AV Stumpfl Pixera Two Media Server Websocket API Code Injection Vulnerability Allowing Remote Code Execution

A code injection vulnerability has been identified in AV Stumpfl Pixera Two Media Server versions prior to 25.2 R3. The issue resides in an unknown function of the Websocket API component, allowing remote code execution. The vulnerability has been publicly disclosed and exploited. The recommended action is to upgrade to version 25.2 R3.

Impact

Exploitation of this vulnerability allows for remote code execution on the affected media server, with commands executed as the 'av-stumpfl' user, who has Administrator privileges on the Windows server.

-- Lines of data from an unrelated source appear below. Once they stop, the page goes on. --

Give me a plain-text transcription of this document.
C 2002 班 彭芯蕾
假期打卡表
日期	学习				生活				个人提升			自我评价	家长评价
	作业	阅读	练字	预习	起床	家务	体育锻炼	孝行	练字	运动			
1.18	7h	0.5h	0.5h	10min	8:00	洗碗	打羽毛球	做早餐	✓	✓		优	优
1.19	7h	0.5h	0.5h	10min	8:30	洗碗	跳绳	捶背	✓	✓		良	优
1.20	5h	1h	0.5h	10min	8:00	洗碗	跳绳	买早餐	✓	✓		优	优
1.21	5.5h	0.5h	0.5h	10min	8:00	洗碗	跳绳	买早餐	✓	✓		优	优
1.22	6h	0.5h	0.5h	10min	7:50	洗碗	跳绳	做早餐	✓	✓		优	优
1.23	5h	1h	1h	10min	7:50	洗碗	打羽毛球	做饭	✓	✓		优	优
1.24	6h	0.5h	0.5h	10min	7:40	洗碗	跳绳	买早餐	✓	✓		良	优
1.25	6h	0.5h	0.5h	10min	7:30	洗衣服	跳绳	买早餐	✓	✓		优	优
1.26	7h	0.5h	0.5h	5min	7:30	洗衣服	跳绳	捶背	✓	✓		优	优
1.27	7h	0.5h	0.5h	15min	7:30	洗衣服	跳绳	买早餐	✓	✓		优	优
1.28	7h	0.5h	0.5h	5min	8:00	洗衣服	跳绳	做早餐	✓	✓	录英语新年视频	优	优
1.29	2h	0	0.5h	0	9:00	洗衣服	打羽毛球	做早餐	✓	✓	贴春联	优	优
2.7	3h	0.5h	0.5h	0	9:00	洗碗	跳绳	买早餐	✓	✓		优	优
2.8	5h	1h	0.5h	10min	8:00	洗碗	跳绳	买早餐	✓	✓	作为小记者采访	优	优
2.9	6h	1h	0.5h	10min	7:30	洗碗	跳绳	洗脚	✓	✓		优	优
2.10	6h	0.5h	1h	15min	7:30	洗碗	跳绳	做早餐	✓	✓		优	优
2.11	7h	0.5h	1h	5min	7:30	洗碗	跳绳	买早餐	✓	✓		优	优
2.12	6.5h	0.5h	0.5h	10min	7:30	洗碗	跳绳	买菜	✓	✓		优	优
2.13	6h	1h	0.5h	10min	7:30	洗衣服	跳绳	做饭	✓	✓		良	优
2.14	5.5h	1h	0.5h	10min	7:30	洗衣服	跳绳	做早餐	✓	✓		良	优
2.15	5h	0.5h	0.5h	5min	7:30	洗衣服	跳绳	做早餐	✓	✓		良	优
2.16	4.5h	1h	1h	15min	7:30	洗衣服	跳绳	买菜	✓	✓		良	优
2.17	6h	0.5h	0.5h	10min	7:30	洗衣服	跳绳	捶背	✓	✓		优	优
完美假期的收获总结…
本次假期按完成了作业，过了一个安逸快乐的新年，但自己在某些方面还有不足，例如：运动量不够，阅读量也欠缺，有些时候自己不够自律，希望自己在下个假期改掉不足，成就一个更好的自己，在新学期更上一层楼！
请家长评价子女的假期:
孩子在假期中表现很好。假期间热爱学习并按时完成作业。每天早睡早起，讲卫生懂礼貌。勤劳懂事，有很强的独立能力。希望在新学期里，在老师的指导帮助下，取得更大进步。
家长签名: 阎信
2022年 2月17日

This access could be used to manipulate files, mine cryptocurrency, and move laterally across connected networks.

Reproduction

The vulnerability can be reproduced by sending a WebSocket payload to the server's WebSocket API, which is accessible on port 1338 by default. The payload must include a 'Request' type, a sequence number, the address of the command to be executed (such as 'Utils.Redacted.redacted'), and the parameters for the command. This can be done using a WebSocket client or a script that interacts with the WebSocket API.

Remediation

Users are advised to upgrade to AV Stumpfl Pixera version 25.2 R3, released on October 14, 2025. In this version, Pixera introduced API allow-listing to limit API access, which should be configured carefully to restrict sensitive APIs. Additionally, strict IP whitelisting should be applied to ensure that the web panel and API are only accessible from trusted sources.